Genre: Nonfiction Rating: ⭐⭐⭐
After reading William Elliott Hazelgrove’s books about the Titanic and Cassie Chadwick, I was so excited to see he was publishing a book about F. Scott Fitzgerald and The Great Gatsby! The book was certainly enjoyable, but didn’t necessarily live up to the other two I’ve read by Hazelgrove.
I absolutely love the idea behind the book, to tell the story of how The Great Gatsby became one of the greatest American novels ever written. One of my favorite parts was reading about the publication process, and finding out that the novel gained popularity during WWII through Armed Service Editions. The fact that this novel that everyone knows and loves might have been unheard of if it weren’t for this book giveaway during WWII is astounding!
Furthermore, I thought Hazelgrove captured Scott and Zelda Fitzgerald exceptionally well in his writing. While I knew a little bit about the couple before reading this book, I didn’t know a lot, and Hazelgrove really made them come alive. Similarly, I appreciated that their depictions were not sugarcoated. While that made me like them (especially Scott) less than I did before, it was important that the book stayed true to their personalities.
That being said, I think the book was a bit unclear in some aspects. For one, it is not written in chronological order, which normally doesn’t bother me, but it was a little difficult to follow. Likewise, I enjoyed the fact that some of Scott’s and Zelda’s quotes from their books were included, but it was not apparent at the beginning of the book that these quotes reflected their relationship and real-life experiences. It would have been better if Hazelgrove had shared at the beginning of the book that Scott and Zelda later stated that some of their fictional works applied to their lives.

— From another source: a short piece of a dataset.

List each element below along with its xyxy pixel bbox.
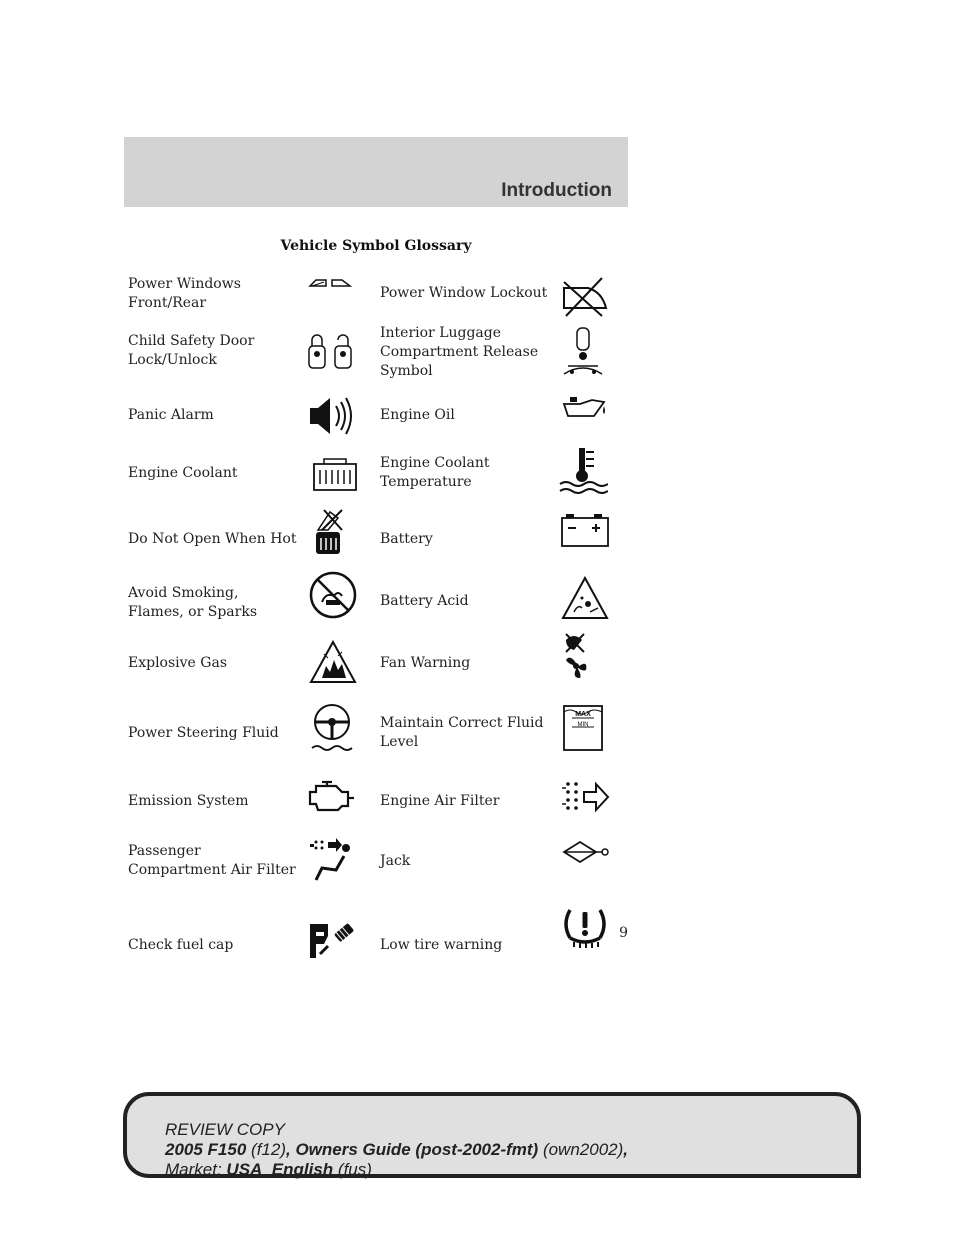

Finally, after reading the entirety of this book, I’m not sure that the title is completely accurate. While it is about the process of writing and publishing The Great Gatsby, it seemed like that took a backseat to Scott and Zelda Fitzgerald’s tumultuous relationship. Although this was still an interesting topic, it was not altogether expected based on the title.
As a whole, Writing Gatsby by William Elliott Hazelgrove was pretty good! His books about the Titanic and Cassie Chadwick are in another category in my opinion, but this was definitely worth the read!